Alegria de brasileiro dura pouco: o país ainda comemorava a decisão do STF de proibir o orçamento secreto quando veio a notícia de que a Câmara havia dobrado a aposta e aprovado a PEC dos Precatórios (ou do Calote, ou dos Predatórios) em segundo turno.
A PEC oficializa o calote: o governo deve, sabe que deve, a Justiça manda pagar, mas, sabe como é, a conta é meio salgada, então o governo avisa que não vai dar para pagar tudo, não. Paga uma parte agora e o resto depois. Se ou quando pagará o resto, não se sabe: ele será acrescido de juros e se somará aos precatórios que fatalmente virão no futuro, de modo que a dívida tende a crescer continuamente (os precatórios de baixa prioridade ficarão para as calendas gregas, e dane-se o credor). Bolsonaro será o presidente que acabou com a bola de neve da Previdência, mas criou a bola de neve dos precatórios.
A PEC legaliza a violação de contratos, gera insegurança jurídica, quebra o teto de gastos e cria um precedente perigoso: se o governo rasga a lei para os precatórios, por que não a rasgará para outras coisas? A PEC também abre espaço para o governo comprar votos de parlamentares em 2022 — o orçamento secreto foi proibido, mas vem aí uma versão 2.0 —, cria um fundo eleitoral de 5 bilhões de reais, até subsídio a combustível fóssil dá (pareceria um contrassenso se alguém acreditasse nas promessas do governo na COP26).
Para coroar, é tudo feito em nome dos pobres. Na verdade, é o contrário: Bolsonaro extinguiu o Bolsa Família e o novo Auxílio Brasil só vale para o ano eleitoral. Depois da eleição, danem-se os pobres.
“Bolsonaro será o presidente que acabou com a bola de neve da Previdência e criou a dos precatórios”
Com a PEC, Bolsonaro mantém o apoio do Centrão e consegue um programa social-eleitoral para chamar de seu; os deputados (que já levaram quase 1 bilhão de reais em emendas) poderão continuar a vender votos no ano que vem e ganham um caminhão de dinheiro para a campanha eleitoral; e prefeitos no Brasil inteiro ganham o parcelamento de dívidas previdenciárias.

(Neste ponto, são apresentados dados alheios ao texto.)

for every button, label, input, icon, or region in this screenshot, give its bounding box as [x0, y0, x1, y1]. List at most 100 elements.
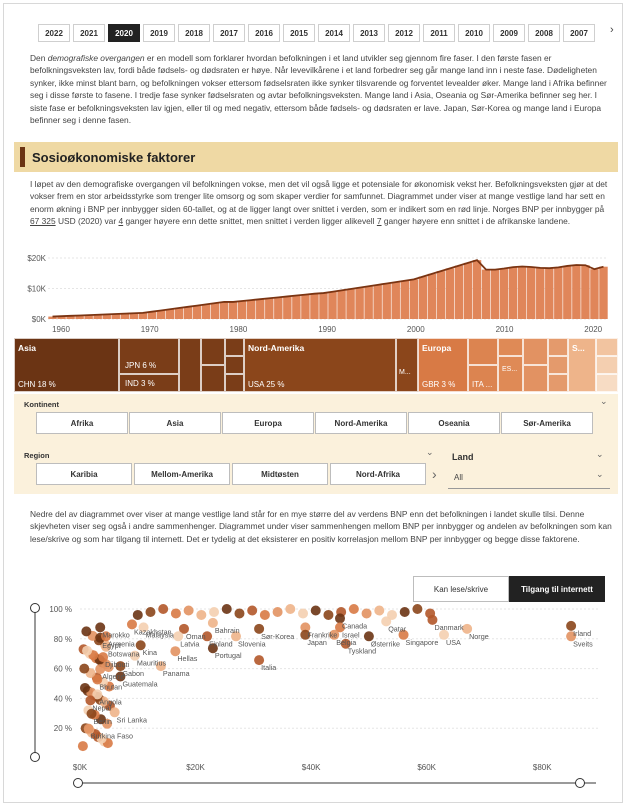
- treemap-ind[interactable]: IND 3 %: [119, 374, 179, 392]
- scatter-point[interactable]: [85, 695, 96, 706]
- gdp-bar[interactable]: [274, 297, 283, 319]
- gdp-bar[interactable]: [138, 312, 148, 319]
- chevron-right-icon[interactable]: ›: [610, 24, 614, 36]
- land-select[interactable]: All ⌄: [448, 468, 610, 489]
- scatter-point[interactable]: [132, 609, 143, 620]
- scatter-point[interactable]: [335, 622, 345, 633]
- treemap-europe-small[interactable]: [548, 356, 568, 374]
- gdp-bar[interactable]: [346, 288, 355, 319]
- toggle-internet[interactable]: Tilgang til internett: [509, 576, 605, 602]
- treemap-europa[interactable]: Europa GBR 3 %: [418, 338, 468, 392]
- scatter-point[interactable]: [247, 605, 258, 616]
- scatter-point[interactable]: [170, 608, 181, 619]
- gdp-bar[interactable]: [174, 308, 184, 319]
- treemap-other-small[interactable]: [596, 356, 618, 374]
- scatter-point[interactable]: [115, 661, 126, 672]
- year-button-2010[interactable]: 2010: [458, 24, 490, 42]
- kontinent-button[interactable]: Oseania: [408, 412, 500, 434]
- scatter-point[interactable]: [92, 689, 103, 700]
- kontinent-button[interactable]: Asia: [129, 412, 221, 434]
- scatter-point[interactable]: [83, 723, 94, 734]
- scatter-point[interactable]: [387, 609, 397, 620]
- gdp-bar[interactable]: [256, 299, 265, 319]
- scatter-point[interactable]: [207, 643, 218, 654]
- treemap-samerica[interactable]: S...: [568, 338, 596, 392]
- gdp-bar[interactable]: [382, 283, 391, 319]
- gdp-bar[interactable]: [490, 269, 500, 319]
- x-slider-left-handle[interactable]: [73, 778, 83, 788]
- scatter-point[interactable]: [340, 638, 351, 649]
- scatter-point[interactable]: [381, 616, 392, 627]
- gdp-bar[interactable]: [192, 305, 202, 319]
- year-button-2008[interactable]: 2008: [528, 24, 560, 42]
- scatter-point[interactable]: [427, 614, 438, 625]
- chevron-down-icon[interactable]: ⌄: [600, 396, 608, 406]
- scatter-point[interactable]: [361, 608, 372, 619]
- scatter-point[interactable]: [173, 631, 184, 642]
- scatter-point[interactable]: [129, 650, 140, 661]
- year-button-2017[interactable]: 2017: [213, 24, 245, 42]
- treemap-asia-small[interactable]: [179, 338, 201, 392]
- gdp-bar[interactable]: [355, 287, 364, 319]
- treemap-namerica[interactable]: Nord-Amerika USA 25 %: [244, 338, 396, 392]
- kontinent-button[interactable]: Nord-Amerika: [315, 412, 407, 434]
- chevron-down-icon[interactable]: ⌄: [426, 447, 434, 457]
- gdp-bar[interactable]: [328, 291, 337, 319]
- gdp-bar[interactable]: [472, 260, 482, 319]
- region-button[interactable]: Nord-Afrika: [330, 463, 426, 485]
- year-button-2011[interactable]: 2011: [423, 24, 455, 42]
- gdp-bar[interactable]: [454, 265, 464, 319]
- treemap-europe-small[interactable]: [548, 374, 568, 392]
- gdp-bar[interactable]: [165, 309, 175, 319]
- gdp-bar[interactable]: [545, 268, 554, 319]
- x-range-slider[interactable]: [78, 782, 596, 784]
- gdp-bar[interactable]: [418, 276, 428, 319]
- gdp-bar[interactable]: [183, 306, 193, 319]
- gdp-bar[interactable]: [554, 267, 563, 319]
- scatter-point[interactable]: [79, 682, 90, 693]
- scatter-point[interactable]: [323, 609, 334, 620]
- scatter-point[interactable]: [101, 631, 111, 642]
- gdp-bar[interactable]: [84, 315, 93, 319]
- treemap-other-small[interactable]: [596, 338, 618, 356]
- treemap-m[interactable]: M...: [396, 338, 418, 392]
- scatter-point[interactable]: [115, 671, 126, 682]
- scatter-point[interactable]: [398, 629, 409, 640]
- scatter-point[interactable]: [254, 623, 265, 634]
- treemap-europe-small[interactable]: [548, 338, 568, 356]
- gdp-bar[interactable]: [400, 280, 409, 319]
- gdp-bar[interactable]: [237, 301, 247, 319]
- gdp-bar[interactable]: [120, 313, 129, 319]
- scatter-point[interactable]: [335, 613, 345, 624]
- scatter-point[interactable]: [300, 622, 311, 633]
- treemap-es[interactable]: ES...: [498, 356, 523, 392]
- scatter-point[interactable]: [348, 604, 359, 614]
- gdp-bar[interactable]: [265, 298, 274, 319]
- year-button-2016[interactable]: 2016: [248, 24, 280, 42]
- gdp-bar[interactable]: [219, 301, 229, 319]
- gdp-bar[interactable]: [599, 266, 608, 319]
- scatter-point[interactable]: [310, 605, 321, 616]
- gdp-bar[interactable]: [572, 265, 581, 319]
- scatter-point[interactable]: [207, 617, 218, 628]
- scatter-point[interactable]: [179, 623, 189, 634]
- scatter-point[interactable]: [95, 664, 106, 675]
- scatter-point[interactable]: [183, 605, 194, 616]
- gdp-bar[interactable]: [517, 266, 527, 319]
- gdp-bar[interactable]: [563, 265, 572, 319]
- kontinent-button[interactable]: Sør-Amerika: [501, 412, 593, 434]
- scatter-point[interactable]: [566, 631, 577, 642]
- scatter-point[interactable]: [329, 629, 340, 640]
- region-button[interactable]: Karibia: [36, 463, 132, 485]
- treemap-asia-small[interactable]: [201, 365, 225, 392]
- gdp-bar[interactable]: [409, 279, 419, 319]
- gdp-bar[interactable]: [445, 268, 455, 319]
- gdp-bar[interactable]: [581, 265, 590, 319]
- year-button-2012[interactable]: 2012: [388, 24, 420, 42]
- gdp-bar[interactable]: [590, 269, 599, 319]
- year-button-2009[interactable]: 2009: [493, 24, 525, 42]
- scatter-point[interactable]: [170, 646, 181, 657]
- treemap-ita[interactable]: ITA ...: [468, 365, 498, 392]
- gdp-bar[interactable]: [427, 273, 437, 319]
- scatter-point[interactable]: [98, 652, 109, 663]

O preço desses regalos todo mundo conhece: dólar alto, inflação (“direto e na veia”, resumiu o economista Edmar Bacha), juro alto, crescimento baixo, descontrole financeiro, desemprego. Mas e o país? Ora, dane-se o país.
O país tem duas chances de impedir a danação. A primeira é no Senado, cujo presidente, Rodrigo Pacheco, sempre obsequioso com Bolsonaro, diz que não vê a PEC como algo “eleitoreiro, populista ou demagógico”. E promete votar rápido.
Outra chance está no Supremo. A PEC é obviamente inconstitucional, mas consta que alguns ministros teriam se mostrado sensíveis ao argumento da “governabilidade”: não seria a primeira vez que o tribunal abençoaria um ato inconstitucional por injunção política. Dado o escândalo que a emenda se tornou, talvez os ânimos tenham mudado. A ver.
Seja como for, uma coisa é certa: emendas no Orçamento são instrumentos de barganha ilegítima e oportunidades de corrupção há décadas, e assim será enquanto tivermos uma Constituição excessivamente detalhista; uma grande quantidade de partidos; um sistema tributário que concentra a arrecadação em poder do governo federal; e o voto não for distrital.
Até lá, o país continuará se danando.